Question

A pizza place offers 4 different cheeses and 10 different toppings. In how many ways can a pizza be made with 1 cheese and 3 toppings?

Answer 1

480
360
240
120

Answer 2

wow ,not bad -- so many

Answer 3

haha, yes, but whats the answer haha

Answer 4

Just a guess, is it:\[\left(\begin{matrix}4 \\ 1\end{matrix}\right)\left(\begin{matrix}10 \\ 3\end{matrix}\right)\]

Answer 5

yeah, i have no clue.

Answer 6

So that would be the first option.

Answer 7

I just tried something - you can arrange three components in 6 different ways
1, 2, 3
1, 3, 2
2, 1, 3
2, 3, 1
3, 1, 2
3, 2, 1
You would also get this by calculating 3!, which is 3*2*1 = 6

Answer 8

@seraphic_topaz can you write out what one gets from (10 over 3) in concrete formula?

Answer 9

we have 10 choices for topping, we do this three times, you're not supposed to use the same topping three times, I'm sure.

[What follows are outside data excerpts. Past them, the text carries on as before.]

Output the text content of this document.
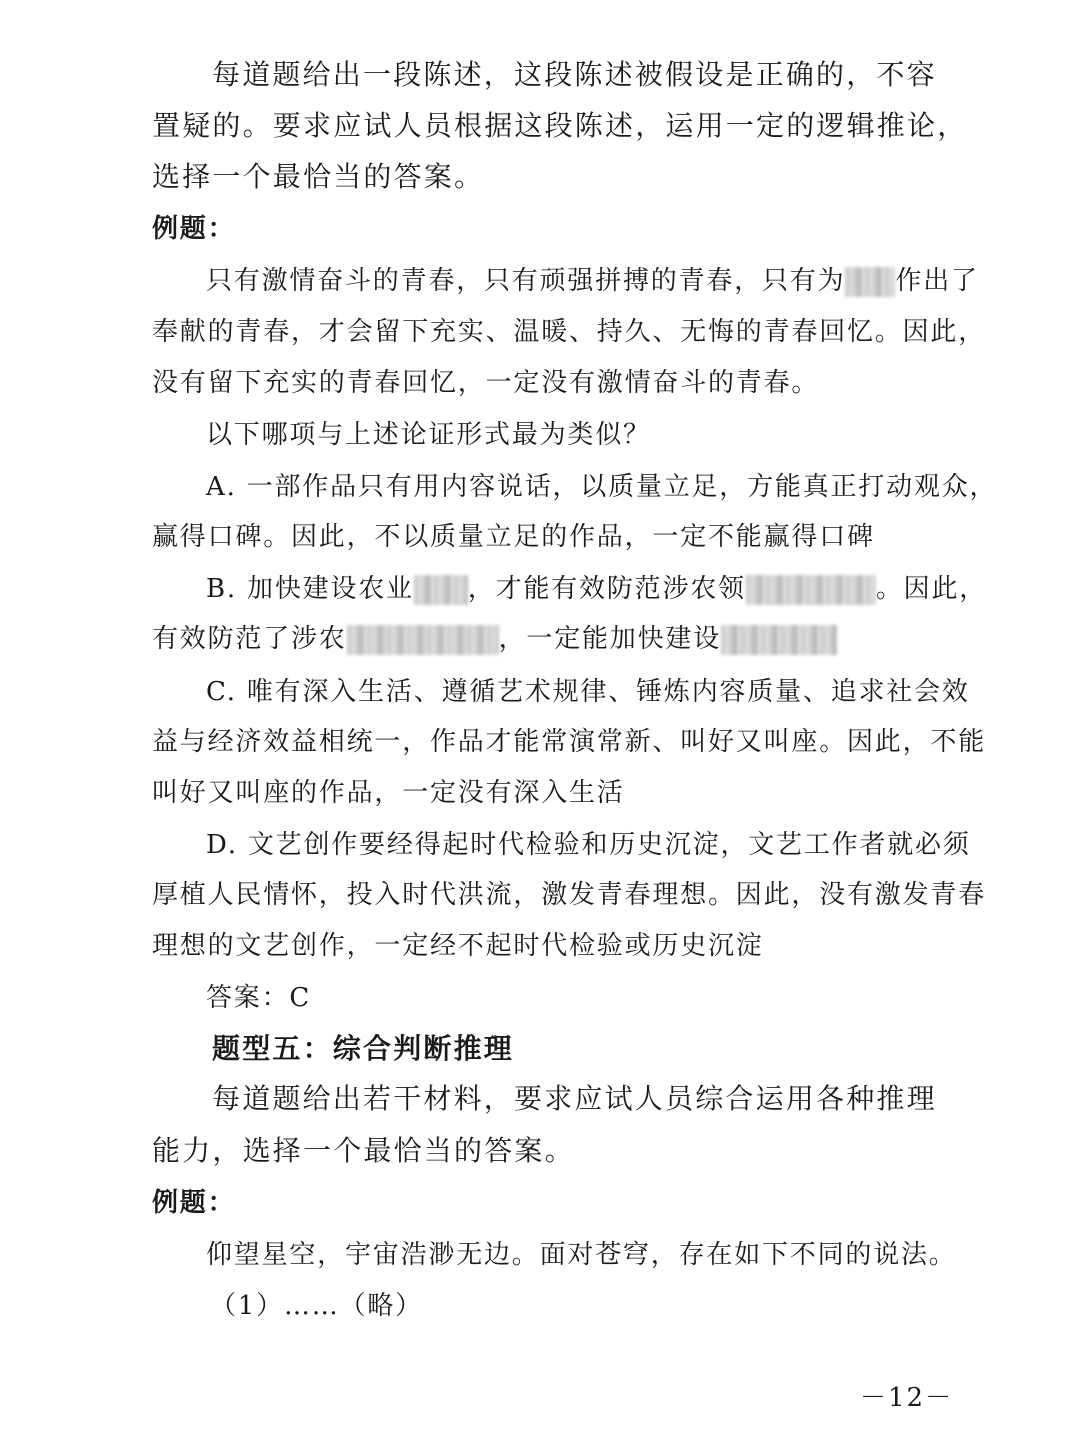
每道题给出一段陈述，这段陈述被假设是正确的，不容
置疑的。要求应试人员根据这段陈述，运用一定的逻辑推论，
选择一个最恰当的答案。
例题：
只有激情奋斗的青春，只有顽强拼搏的青春，只有为 作出了
奉献的青春，才会留下充实、温暖、持久、无悔的青春回忆。因此，
没有留下充实的青春回忆，一定没有激情奋斗的青春。
以下哪项与上述论证形式最为类似？
A. 一部作品只有用内容说话，以质量立足，方能真正打动观众，
赢得口碑。因此，不以质量立足的作品，一定不能赢得口碑
B. 加快建设农业 ，才能有效防范涉农领	。因此，
有效防范了涉农	，一定能加快建设
C. 唯有深入生活、遵循艺术规律、锤炼内容质量、追求社会效
益与经济效益相统一，作品才能常演常新、叫好又叫座。因此，不能
叫好又叫座的作品，一定没有深入生活
D. 文艺创作要经得起时代检验和历史沉淀，文艺工作者就必须
厚植人民情怀，投入时代洪流，激发青春理想。因此，没有激发青春
理想的文艺创作，一定经不起时代检验或历史沉淀
答案：C
题型五：综合判断推理
每道题给出若干材料，要求应试人员综合运用各种推理
能力，选择一个最恰当的答案。
例题：
仰望星空，宇宙浩渺无边。面对苍穹，存在如下不同的说法。
（1）……（略）
－12－
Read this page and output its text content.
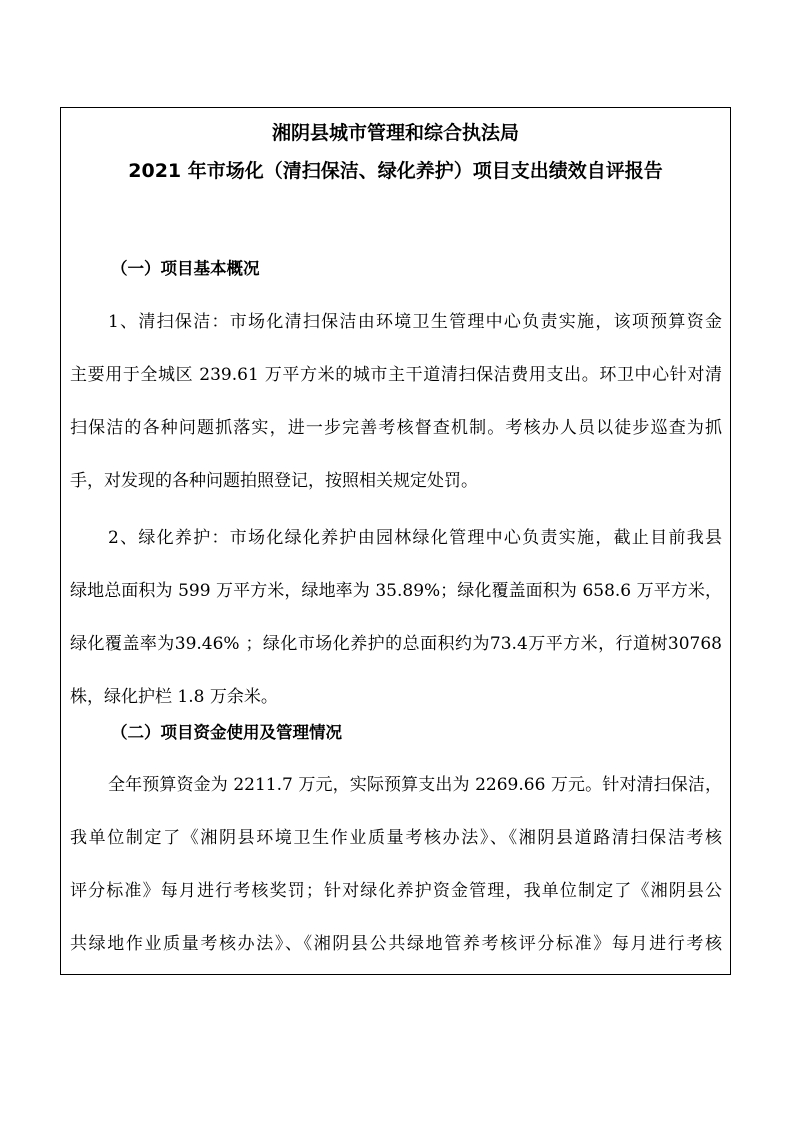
湘阴县城市管理和综合执法局
2021 年市场化（清扫保洁、绿化养护）项目支出绩效自评报告
（一）项目基本概况
1、清扫保洁：市场化清扫保洁由环境卫生管理中心负责实施，该项预算资金
主要用于全城区 239.61 万平方米的城市主干道清扫保洁费用支出。环卫中心针对清
扫保洁的各种问题抓落实，进一步完善考核督查机制。考核办人员以徒步巡查为抓
手，对发现的各种问题拍照登记，按照相关规定处罚。
2、绿化养护：市场化绿化养护由园林绿化管理中心负责实施，截止目前我县
绿地总面积为 599 万平方米，绿地率为 35.89%；绿化覆盖面积为 658.6 万平方米，
绿化覆盖率为39.46% ；绿化市场化养护的总面积约为73.4万平方米，行道树30768
株，绿化护栏 1.8 万余米。
（二）项目资金使用及管理情况
全年预算资金为 2211.7 万元，实际预算支出为 2269.66 万元。针对清扫保洁，
我单位制定了《湘阴县环境卫生作业质量考核办法》、《湘阴县道路清扫保洁考核
评分标准》每月进行考核奖罚；针对绿化养护资金管理，我单位制定了《湘阴县公
共绿地作业质量考核办法》、《湘阴县公共绿地管养考核评分标准》每月进行考核
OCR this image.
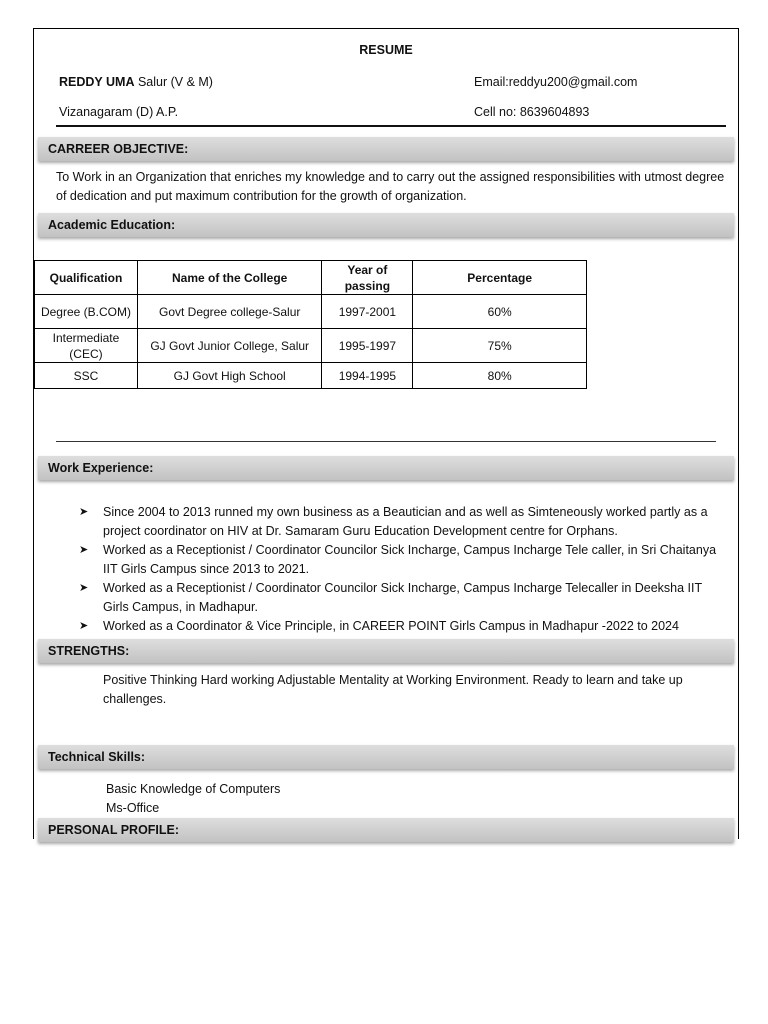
RESUME
REDDY UMA Salur (V & M)	Email:reddyu200@gmail.com
Vizanagaram (D) A.P.	Cell no: 8639604893
CARREER OBJECTIVE:
To Work in an Organization that enriches my knowledge and to carry out the assigned responsibilities with utmost degree of dedication and put maximum contribution for the growth of organization.
Academic Education:
Qualification	Name of the College	Year of passing	Percentage
Degree (B.COM)	Govt Degree college-Salur	1997-2001	60%
Intermediate (CEC)	GJ Govt Junior College, Salur	1995-1997	75%
SSC	GJ Govt High School	1994-1995	80%
Work Experience:
➤ Since 2004 to 2013 runned my own business as a Beautician and as well as Simteneously worked partly as a project coordinator on HIV at Dr. Samaram Guru Education Development centre for Orphans.
➤ Worked as a Receptionist / Coordinator Councilor Sick Incharge, Campus Incharge Tele caller, in Sri Chaitanya IIT Girls Campus since 2013 to 2021.
➤ Worked as a Receptionist / Coordinator Councilor Sick Incharge, Campus Incharge Telecaller in Deeksha IIT Girls Campus, in Madhapur.
➤ Worked as a Coordinator & Vice Principle, in CAREER POINT Girls Campus in Madhapur -2022 to 2024
STRENGTHS:
Positive Thinking Hard working Adjustable Mentality at Working Environment. Ready to learn and take up challenges.
Technical Skills:
Basic Knowledge of Computers
Ms-Office
PERSONAL PROFILE:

so first you could pick 10 different toppings, the next time you could pick 9 different toppings, and then finally there is 8 to choose from left.

It doesn't matter IN WHICH ORDER you picked them, this is crucial for probabilities.

Answer 10

so there's 10*9*8 different possibilities how the putting of toppings could take place. That's 720. However one combo can also be put together six different ways. so is the 720 all the different ways or just one?

Answer 11

if you have 10 SEPERATE paths, and then in every one of them you get 9 NEW PATHS, I get the feeling that it DOES count EVERY DIFFERENT PROCEEDING.

tomato + onion + salad
would not be the same choice as
onion + salad + tomato

The answer is (720/6) * 4 -> 120*4= __480__.

Answer 12

The formula of \[\left(\begin{matrix}10 \\ 3\end{matrix}\right)\] is 10!/(3!7!)